For the uninitiated, Quora describes itself as “a continually improving collection of questions and answers created, edited, and organized by everyone who uses it.” Think Yahoo! Answers with social media street cred. Although the hype around the service seems to have started just before the new year and hasn’t let up since, it’s really hard to bear predictions that this will be the new Twitter. I’m not going to be using some QuoraDeck service to continually monitor the questions relating to topics that interest me, pose questions or answer them all day long. Instead, Quora strikes me as a more efficient response to Wikipedia – who wants to write a Wikipedia entry when you can just get to the gist of what you’re looking to find out on Quora?

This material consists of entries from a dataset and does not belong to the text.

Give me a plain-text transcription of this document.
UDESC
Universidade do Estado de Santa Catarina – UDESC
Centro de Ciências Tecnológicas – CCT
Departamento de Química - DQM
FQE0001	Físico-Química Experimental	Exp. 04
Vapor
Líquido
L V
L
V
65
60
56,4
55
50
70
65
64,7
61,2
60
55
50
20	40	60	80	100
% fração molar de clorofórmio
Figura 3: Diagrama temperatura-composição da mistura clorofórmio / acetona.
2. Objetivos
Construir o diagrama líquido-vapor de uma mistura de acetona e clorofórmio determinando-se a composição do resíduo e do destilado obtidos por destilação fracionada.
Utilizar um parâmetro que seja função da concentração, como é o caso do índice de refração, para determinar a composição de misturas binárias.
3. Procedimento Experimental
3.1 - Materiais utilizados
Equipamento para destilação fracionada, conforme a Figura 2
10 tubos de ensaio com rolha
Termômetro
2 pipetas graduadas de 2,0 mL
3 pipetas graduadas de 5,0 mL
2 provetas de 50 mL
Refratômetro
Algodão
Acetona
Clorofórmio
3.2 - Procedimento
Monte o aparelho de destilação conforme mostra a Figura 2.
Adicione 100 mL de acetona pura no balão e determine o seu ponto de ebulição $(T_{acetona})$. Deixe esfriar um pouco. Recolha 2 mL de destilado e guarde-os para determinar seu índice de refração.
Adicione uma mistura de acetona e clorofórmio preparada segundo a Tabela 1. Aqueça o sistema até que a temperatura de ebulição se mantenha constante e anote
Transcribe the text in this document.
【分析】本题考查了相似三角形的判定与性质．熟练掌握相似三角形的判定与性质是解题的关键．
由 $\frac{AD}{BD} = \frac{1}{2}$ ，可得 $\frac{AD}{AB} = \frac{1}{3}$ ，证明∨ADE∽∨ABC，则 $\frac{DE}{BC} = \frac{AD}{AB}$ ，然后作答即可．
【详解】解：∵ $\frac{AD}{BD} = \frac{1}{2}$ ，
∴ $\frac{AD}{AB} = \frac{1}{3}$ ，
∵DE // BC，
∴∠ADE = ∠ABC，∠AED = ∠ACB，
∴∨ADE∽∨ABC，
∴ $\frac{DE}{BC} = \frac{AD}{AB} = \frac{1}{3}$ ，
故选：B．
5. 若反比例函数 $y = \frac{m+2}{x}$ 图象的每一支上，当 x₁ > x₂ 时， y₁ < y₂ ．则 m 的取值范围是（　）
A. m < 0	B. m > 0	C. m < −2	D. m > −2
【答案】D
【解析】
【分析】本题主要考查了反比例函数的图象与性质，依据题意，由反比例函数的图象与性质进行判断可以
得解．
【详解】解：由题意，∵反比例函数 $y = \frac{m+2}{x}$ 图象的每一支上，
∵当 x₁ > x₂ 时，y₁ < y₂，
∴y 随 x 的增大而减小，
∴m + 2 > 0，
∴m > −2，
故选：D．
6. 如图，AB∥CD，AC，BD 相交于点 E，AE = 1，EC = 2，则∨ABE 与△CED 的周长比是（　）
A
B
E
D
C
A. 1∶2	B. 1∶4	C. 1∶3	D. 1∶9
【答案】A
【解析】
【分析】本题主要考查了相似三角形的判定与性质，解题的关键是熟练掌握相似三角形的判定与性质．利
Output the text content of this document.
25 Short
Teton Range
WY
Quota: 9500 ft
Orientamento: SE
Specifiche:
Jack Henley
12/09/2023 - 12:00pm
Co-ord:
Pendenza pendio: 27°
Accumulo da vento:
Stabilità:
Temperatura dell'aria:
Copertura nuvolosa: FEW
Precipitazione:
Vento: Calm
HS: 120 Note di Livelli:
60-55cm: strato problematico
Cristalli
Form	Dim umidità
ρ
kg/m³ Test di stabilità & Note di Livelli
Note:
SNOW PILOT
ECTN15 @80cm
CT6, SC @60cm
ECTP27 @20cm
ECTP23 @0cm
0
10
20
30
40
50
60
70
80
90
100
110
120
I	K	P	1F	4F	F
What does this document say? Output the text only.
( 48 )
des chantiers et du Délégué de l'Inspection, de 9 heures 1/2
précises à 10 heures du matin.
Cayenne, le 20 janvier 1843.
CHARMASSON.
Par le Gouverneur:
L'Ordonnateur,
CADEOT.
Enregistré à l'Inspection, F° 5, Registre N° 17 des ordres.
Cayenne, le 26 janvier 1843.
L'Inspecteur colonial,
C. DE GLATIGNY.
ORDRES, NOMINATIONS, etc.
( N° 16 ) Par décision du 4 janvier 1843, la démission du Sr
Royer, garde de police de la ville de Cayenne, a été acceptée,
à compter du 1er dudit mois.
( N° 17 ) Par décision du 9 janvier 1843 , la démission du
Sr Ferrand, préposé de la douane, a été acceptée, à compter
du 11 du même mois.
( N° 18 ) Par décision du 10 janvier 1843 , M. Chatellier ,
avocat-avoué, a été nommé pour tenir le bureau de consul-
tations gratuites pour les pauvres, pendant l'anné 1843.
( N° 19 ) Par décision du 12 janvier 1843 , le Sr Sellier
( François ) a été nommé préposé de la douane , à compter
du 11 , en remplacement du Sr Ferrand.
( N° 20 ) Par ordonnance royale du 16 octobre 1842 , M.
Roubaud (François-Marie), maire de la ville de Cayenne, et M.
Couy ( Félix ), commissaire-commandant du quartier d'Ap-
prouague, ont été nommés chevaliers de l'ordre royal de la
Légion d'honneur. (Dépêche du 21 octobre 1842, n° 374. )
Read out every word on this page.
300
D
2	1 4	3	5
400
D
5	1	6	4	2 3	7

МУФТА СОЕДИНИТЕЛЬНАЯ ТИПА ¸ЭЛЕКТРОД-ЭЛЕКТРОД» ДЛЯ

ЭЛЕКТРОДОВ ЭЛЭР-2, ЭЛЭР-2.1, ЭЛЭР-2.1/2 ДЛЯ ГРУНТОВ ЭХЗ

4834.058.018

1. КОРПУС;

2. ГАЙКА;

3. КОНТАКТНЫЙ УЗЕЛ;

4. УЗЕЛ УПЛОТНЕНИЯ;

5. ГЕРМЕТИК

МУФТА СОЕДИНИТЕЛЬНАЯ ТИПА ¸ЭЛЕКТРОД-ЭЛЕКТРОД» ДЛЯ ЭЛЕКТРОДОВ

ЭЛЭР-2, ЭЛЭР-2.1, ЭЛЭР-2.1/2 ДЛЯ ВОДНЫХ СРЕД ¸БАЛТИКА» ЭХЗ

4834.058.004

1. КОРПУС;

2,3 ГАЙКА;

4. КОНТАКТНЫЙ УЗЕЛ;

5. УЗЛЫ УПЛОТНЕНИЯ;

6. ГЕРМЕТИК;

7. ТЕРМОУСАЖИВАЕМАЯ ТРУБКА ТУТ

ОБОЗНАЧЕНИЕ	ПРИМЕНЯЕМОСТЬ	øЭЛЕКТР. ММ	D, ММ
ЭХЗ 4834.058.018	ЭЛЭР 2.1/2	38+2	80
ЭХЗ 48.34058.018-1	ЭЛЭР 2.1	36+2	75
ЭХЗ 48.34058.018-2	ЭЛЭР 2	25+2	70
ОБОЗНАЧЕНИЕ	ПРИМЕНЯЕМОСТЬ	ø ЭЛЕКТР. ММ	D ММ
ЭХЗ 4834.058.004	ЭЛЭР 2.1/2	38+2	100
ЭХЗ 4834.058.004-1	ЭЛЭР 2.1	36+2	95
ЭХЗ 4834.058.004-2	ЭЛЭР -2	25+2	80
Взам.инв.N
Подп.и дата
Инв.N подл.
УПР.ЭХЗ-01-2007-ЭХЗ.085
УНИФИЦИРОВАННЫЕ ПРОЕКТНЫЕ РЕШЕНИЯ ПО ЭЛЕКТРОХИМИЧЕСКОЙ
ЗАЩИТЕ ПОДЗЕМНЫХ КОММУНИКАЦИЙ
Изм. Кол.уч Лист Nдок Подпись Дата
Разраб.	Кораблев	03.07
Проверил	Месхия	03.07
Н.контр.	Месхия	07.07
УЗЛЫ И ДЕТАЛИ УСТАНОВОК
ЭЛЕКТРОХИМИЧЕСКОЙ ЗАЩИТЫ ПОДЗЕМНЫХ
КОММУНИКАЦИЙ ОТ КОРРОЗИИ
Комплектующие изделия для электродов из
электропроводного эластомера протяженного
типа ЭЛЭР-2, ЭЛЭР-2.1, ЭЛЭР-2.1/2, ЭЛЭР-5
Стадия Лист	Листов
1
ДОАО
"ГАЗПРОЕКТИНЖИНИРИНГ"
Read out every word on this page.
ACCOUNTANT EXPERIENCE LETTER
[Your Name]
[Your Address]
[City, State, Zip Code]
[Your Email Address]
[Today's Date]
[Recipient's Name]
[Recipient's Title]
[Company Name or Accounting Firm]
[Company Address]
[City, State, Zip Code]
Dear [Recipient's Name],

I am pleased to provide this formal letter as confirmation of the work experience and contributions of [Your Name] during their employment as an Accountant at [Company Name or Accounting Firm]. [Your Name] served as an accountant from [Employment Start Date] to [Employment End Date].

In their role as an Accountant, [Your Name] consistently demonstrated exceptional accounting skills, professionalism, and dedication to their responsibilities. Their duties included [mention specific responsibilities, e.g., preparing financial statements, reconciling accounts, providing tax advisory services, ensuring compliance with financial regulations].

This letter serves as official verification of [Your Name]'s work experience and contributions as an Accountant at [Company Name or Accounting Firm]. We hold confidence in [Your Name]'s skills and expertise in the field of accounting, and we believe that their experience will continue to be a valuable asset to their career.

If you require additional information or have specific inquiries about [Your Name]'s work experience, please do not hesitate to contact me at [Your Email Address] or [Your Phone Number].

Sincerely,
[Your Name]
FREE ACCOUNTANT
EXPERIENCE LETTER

There is no doubt some IT departments will find Quora useful as a resource for sharing common kinds of troubleshooting information, or perhaps, as ReadWriteWeb suggested this week, crowdsource various reviews of enterprise software
. Quora could, in some ways, become a new sort of aggregated customer support line for IT managers, bringing in answers to questions not only from the manufacturer itself but other users and even (most devilishly) competitors who prove through their responses that a migration is in order.
If its growth is even a fraction of what people are expecting it, IT managers may also find Quora a good place to create a different kind of relationship with their end users, who will no doubt be using the site for such questions as “What’s a good way to do an end-run around my corporate IT department, who doesn’t want me to connect my Verizon iPhone to the network?” Rather than leave it to the whole world to encourage deviation from IT policy, technology professionals can also use Quora as a way to establish their authority and expertise, give clear and balanced reasons for the kinds of decisions they make and potentially, depending on the kinds of questions they help answer, demonstrate a growing knowledge and understanding of vertical-specific business issues.
Top-notch IT managers may even take it a step further, tapping into Quora to ask, the next time a new consumer device takes the world by storm, what kind of business purposes early adopters see for it in the enterprise, and prepare accordingly. They might provide answers on the best apps that provide a safe and valuable user experience. Or they could test the kind of questions they field in an annual user satisfaction survey before submitting it to actual employees. I don’t know whether any IT departments will actually do any of these things, mind you. That’s probably a question for Quora.